The distinctive beards worn by married Amish men, and the uncut hair that married women keep rolled in buns, are treasured symbols of religious identity, and the attacks appeared intended to inflict public humiliation. . . .

In at least four violent attacks over the last few months, groups of men from Mr. Mullet’s compound held men down to shear their beards with scissors and battery-operated clippers, according to the authorities. In one case, they said, several of Mr. Mullet’s nephews also hacked off the hair of their own mother — Mr. Mullet’s sister — who had fled the compound years earlier.

It seems there have actually been several other such attacks, but the Amish, famously reluctant to get involved with the state, refused to cooperate with the sheriff in investigating them. Now, though, Mullet's boys have gone so far that witnesses are coming forward.

What on earth is this about? It seems that the attacks are "religiously motivated," as the sheriff put it, Mullet's own way of enforcing discipline on Amish that he thinks are straying from the path. 'You don't obey the law, you're punished, and it's the same way with the church,' Mullet is supposed to have said. Some of the stories coming out now make Mullet seem like a typical cult leader:

A former member of the Bergholz Clan - the group thought to be behind the beard cutting - has spoken out against them, claiming that leader Sam Mullet rules the cult with an iron fist and said he wouldn't be surprised if it ended in mass suicide or some other tragedy.

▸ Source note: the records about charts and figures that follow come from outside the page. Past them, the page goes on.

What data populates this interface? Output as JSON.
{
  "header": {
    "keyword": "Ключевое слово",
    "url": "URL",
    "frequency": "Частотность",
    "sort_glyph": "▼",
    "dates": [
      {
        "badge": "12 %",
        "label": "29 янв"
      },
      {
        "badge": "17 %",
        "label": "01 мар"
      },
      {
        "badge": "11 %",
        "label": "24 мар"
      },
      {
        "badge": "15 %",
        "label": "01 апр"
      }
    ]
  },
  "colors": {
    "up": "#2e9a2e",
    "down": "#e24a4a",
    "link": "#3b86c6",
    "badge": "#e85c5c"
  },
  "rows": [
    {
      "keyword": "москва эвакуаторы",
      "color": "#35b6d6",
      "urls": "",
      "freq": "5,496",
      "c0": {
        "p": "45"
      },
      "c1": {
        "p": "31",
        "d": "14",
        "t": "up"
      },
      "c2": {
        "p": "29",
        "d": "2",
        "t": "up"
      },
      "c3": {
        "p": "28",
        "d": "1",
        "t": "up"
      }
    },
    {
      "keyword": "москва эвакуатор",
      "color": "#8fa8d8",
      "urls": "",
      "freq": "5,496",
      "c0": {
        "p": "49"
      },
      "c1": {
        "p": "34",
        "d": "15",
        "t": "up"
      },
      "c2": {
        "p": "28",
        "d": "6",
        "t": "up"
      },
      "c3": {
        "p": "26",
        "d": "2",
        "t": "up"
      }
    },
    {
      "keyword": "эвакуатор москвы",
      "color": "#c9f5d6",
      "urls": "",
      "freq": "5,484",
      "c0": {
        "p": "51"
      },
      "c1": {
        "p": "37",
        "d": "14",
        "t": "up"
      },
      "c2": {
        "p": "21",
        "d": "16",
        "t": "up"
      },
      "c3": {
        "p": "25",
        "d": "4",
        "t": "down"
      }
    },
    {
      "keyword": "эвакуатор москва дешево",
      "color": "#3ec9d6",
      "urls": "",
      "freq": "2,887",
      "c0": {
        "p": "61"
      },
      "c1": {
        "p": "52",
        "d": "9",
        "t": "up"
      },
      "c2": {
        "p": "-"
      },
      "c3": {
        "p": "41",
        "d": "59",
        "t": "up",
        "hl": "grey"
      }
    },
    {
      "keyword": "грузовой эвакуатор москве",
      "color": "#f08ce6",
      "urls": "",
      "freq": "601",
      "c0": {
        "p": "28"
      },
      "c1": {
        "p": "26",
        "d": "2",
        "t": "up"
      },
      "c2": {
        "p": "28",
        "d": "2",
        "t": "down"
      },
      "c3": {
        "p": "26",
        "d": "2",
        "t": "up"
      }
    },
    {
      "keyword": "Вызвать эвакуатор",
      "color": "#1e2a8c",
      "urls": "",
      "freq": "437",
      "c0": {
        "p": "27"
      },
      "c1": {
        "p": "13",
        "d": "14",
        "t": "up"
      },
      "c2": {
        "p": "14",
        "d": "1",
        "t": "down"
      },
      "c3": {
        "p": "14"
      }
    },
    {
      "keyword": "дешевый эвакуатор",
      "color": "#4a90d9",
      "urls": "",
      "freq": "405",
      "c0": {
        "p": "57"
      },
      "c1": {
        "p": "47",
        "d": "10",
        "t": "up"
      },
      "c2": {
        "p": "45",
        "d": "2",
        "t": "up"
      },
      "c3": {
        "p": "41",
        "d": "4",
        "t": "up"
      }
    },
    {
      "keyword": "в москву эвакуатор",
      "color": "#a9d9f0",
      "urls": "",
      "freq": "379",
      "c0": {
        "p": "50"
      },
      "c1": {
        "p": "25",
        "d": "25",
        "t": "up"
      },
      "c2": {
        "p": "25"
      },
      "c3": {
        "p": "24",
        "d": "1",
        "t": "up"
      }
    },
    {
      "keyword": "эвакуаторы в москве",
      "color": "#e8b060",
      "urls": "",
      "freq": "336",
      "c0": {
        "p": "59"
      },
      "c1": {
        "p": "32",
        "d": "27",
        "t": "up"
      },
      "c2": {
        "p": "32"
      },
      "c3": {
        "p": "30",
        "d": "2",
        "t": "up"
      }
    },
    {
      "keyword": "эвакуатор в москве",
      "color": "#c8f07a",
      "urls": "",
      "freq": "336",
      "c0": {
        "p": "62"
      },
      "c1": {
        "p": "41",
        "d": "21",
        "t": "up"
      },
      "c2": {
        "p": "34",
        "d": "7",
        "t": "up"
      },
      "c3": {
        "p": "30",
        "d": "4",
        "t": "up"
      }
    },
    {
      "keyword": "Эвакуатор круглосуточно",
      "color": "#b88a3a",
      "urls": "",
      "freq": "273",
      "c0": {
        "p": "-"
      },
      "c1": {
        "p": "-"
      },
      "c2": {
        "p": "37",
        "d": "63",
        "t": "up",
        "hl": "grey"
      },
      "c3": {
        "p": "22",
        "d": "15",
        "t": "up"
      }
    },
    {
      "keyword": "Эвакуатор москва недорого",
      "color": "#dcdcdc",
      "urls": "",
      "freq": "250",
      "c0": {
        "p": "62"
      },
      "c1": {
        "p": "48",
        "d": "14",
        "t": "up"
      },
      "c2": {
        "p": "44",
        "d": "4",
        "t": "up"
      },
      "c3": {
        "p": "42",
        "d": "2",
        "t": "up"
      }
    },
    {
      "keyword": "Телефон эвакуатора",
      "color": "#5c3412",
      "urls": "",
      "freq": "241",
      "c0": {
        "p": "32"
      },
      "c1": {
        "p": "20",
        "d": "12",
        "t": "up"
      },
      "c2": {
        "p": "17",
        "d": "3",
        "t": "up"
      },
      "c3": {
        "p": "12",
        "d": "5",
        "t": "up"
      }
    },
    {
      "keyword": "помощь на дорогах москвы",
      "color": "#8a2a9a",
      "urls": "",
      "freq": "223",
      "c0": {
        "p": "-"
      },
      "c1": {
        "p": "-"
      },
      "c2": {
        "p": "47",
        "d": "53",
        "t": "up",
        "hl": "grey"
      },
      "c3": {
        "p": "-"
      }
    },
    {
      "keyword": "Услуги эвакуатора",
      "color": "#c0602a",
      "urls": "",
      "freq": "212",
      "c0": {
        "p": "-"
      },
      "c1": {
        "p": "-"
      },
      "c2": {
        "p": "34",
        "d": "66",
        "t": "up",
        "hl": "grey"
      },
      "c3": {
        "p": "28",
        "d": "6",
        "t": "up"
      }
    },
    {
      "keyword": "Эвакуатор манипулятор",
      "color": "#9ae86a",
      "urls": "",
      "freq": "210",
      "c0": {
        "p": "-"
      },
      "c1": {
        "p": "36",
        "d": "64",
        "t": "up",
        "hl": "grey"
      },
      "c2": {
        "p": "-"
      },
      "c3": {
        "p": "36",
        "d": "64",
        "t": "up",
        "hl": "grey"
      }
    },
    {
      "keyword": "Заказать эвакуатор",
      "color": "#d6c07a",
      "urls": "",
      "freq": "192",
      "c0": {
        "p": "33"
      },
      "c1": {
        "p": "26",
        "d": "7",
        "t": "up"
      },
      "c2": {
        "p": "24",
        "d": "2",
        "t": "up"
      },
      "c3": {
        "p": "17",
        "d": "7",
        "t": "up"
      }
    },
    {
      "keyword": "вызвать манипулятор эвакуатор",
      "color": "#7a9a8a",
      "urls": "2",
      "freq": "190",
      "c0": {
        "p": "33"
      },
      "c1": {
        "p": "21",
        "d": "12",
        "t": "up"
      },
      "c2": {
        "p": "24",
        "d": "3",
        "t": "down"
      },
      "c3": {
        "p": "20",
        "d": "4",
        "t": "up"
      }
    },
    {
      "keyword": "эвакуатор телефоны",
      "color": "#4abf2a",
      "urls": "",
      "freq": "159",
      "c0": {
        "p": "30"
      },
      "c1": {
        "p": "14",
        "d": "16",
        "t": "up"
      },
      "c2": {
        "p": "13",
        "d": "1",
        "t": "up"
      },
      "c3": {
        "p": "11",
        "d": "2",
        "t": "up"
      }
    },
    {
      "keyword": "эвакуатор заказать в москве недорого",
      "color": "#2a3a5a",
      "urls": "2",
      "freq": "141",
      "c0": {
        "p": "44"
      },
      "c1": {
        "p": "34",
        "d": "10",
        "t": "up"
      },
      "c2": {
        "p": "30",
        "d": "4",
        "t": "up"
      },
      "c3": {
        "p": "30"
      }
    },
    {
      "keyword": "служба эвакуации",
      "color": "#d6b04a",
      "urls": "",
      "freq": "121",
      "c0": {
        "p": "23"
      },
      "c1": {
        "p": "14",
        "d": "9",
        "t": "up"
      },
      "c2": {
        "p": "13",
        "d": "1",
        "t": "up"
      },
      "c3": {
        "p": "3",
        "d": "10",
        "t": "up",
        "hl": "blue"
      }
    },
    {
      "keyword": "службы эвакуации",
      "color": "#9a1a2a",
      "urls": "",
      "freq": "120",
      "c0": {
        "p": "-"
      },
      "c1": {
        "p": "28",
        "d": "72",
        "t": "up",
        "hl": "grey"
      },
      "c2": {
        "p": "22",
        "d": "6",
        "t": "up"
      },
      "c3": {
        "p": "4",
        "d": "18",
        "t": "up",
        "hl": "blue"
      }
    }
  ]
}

The man, who did not want to be named, told WKYC that Mullet moved to Bergholz about 15 years ago with around 120 member who all have to live by his rules. . . .

'I have enough inside information that I have no question if something is not done, there will be people that get hurt.'

The former member says there were forced beatings, pitting one member against another and there are heavy punishments when members disagree with bishop Mullet. He said: 'He would take the wife from the man. The wife would have to go and live with Sam. The husband of that wife would have to go to the chicken coop or out in the barn in the middle of the winter, sometimes day and night.'

Arlene Miller, whose husband Myron Miller had his beard cut off by the gang earlier this month, said she heard many stories about the 'brainwashing, the beatings, the locking up, and the women he is using'.

Arlene Miller said she and her husband helped one of Mullet's sons - Bill - escape from the clan and believes that may have been one of the reasons why he was attacked.

The Times has some of the same stories:

Former residents of Mr. Mullet’s compound said he exerted iron control over the settlement of 120, many of them his relatives, sometimes imprisoning men in a chicken coop for days or beating them. Former residents also said that Mr. Mullet had sex with married women in the community “to cleanse them of the devil,” according to the F.B.I. affidavit.

Of course these sorts of stories get passed around about all groups of people who live in compounds and don't get along with their neighbors, and the Amish can gossip as viciously as anyone else. But surely there is something very strange behind the appearance of an Amish beard-cutting gang.